Serve this Amish pork and noodles right from the slow cooker with a big spoon, letting everyone dig into the tender meat and creamy noodles. It’s wonderful ladled over a mound of buttery mashed potatoes if you want it extra hearty, or you can keep it simple with a side of steamed green beans or buttered peas for a bit of color. A pan of warm dinner rolls or sliced homemade bread is perfect for soaking up the sauce, and a crisp lettuce salad with a light dressing balances the richness nicely.
Slow Cooker Amish Pork and NoodlesServings: 6
Ingredients
2 1/2 to 3 pounds boneless pork shoulder or pork butt roast
4 cups low-sodium chicken broth
1 (12-ounce) bag wide egg noodles
1 cup heavy cream or half-and-half
Directions
Place the pork roast in the bottom of a 5- to 6-quart slow cooker. If there is a thick fat cap, place it facing up so it bastes the meat as it cooks.
Pour the chicken broth evenly over the pork. The roast should be mostly submerged; it’s fine if the top peeks out a bit.
Cover the slow cooker and cook on LOW for 8 to 10 hours, or on HIGH for 4 to 5 hours, until the pork is very tender and easily shreds with a fork.
When the pork is tender, use two forks to shred it directly in the slow cooker, discarding any large pieces of fat.
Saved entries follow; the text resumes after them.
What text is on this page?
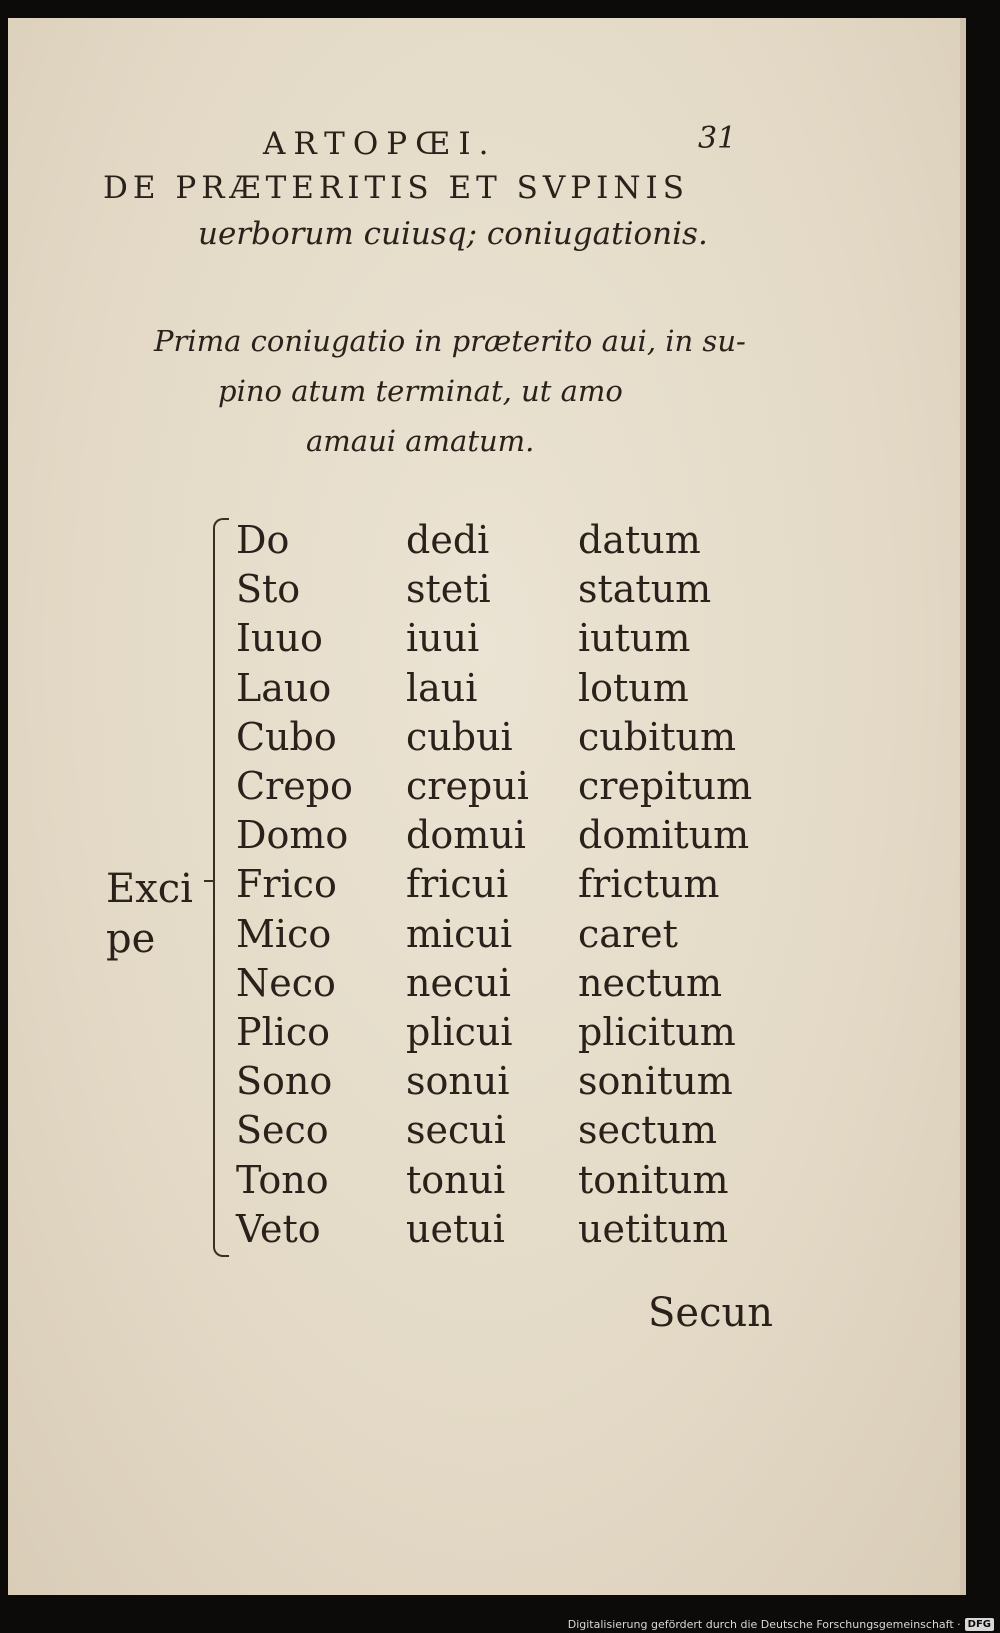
ARTOPŒI.	31
DE PRÆTERITIS ET SVPINIS
uerborum cuiusq; coniugationis.
Prima coniugatio in præterito aui, in su-
pino atum terminat, ut amo
amaui amatum.
Exci
pe
Do	dedi	datum
Sto	steti	statum
Iuuo	iuui	iutum
Lauo	laui	lotum
Cubo	cubui	cubitum
Crepo	crepui	crepitum
Domo	domui	domitum
Frico	fricui	frictum
Mico	micui	caret
Neco	necui	nectum
Plico	plicui	plicitum
Sono	sonui	sonitum
Seco	secui	sectum
Tono	tonui	tonitum
Veto	uetui	uetitum
Secun
Digitalisierung gefördert durch die Deutsche Forschungsgemeinschaft · DFG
Stir the shredded meat into the broth so it is well combined.
Add the dry egg noodles straight into the slow cooker, stirring them gently into the pork and broth so they are mostly covered. If the noodles are not mostly submerged, press them down lightly; they will soften as they cook.
Cover and cook on HIGH for 20 to 30 minutes, stirring once or twice, until the noodles are thick, wavy, and just tender. The mixture will look a bit brothy at first but will thicken as the noodles absorb the liquid.
Pour in the heavy cream or half-and-half and stir until everything is coated in a creamy beige sauce. If the mixture seems too thick, add a splash more broth or cream; if too thin, let it sit on WARM for 5 to 10 minutes with the lid off to thicken.
Taste and adjust seasoning if desired using salt and black pepper from your pantry, then serve hot straight from the slow cooker, making sure each serving gets plenty of pork and noodles.
Variations & Tips
For a slightly lighter dish, use half-and-half instead of heavy cream, or stir in 4 ounces of softened cream cheese in place of the cream for a tangier, thicker sauce. If you prefer more broth, add an extra cup of chicken broth when you put in the noodles so the finished dish is a bit looser and more stew-like. You can swap the pork shoulder for a similar-sized pork loin roast for a leaner version, though it won’t be quite as rich or shreddy. To stretch the meal for a bigger family, stir in an extra 4 ounces of egg noodles along with another 1 cup of broth and a splash more cream. For a little extra old-fashioned flavor, you can add a bay leaf or a pinch of dried thyme to the broth at the beginning and fish out the bay leaf before serving. Leftovers reheat well on the stovetop or in the microwave; add a spoonful of broth or milk to loosen the sauce as it warms.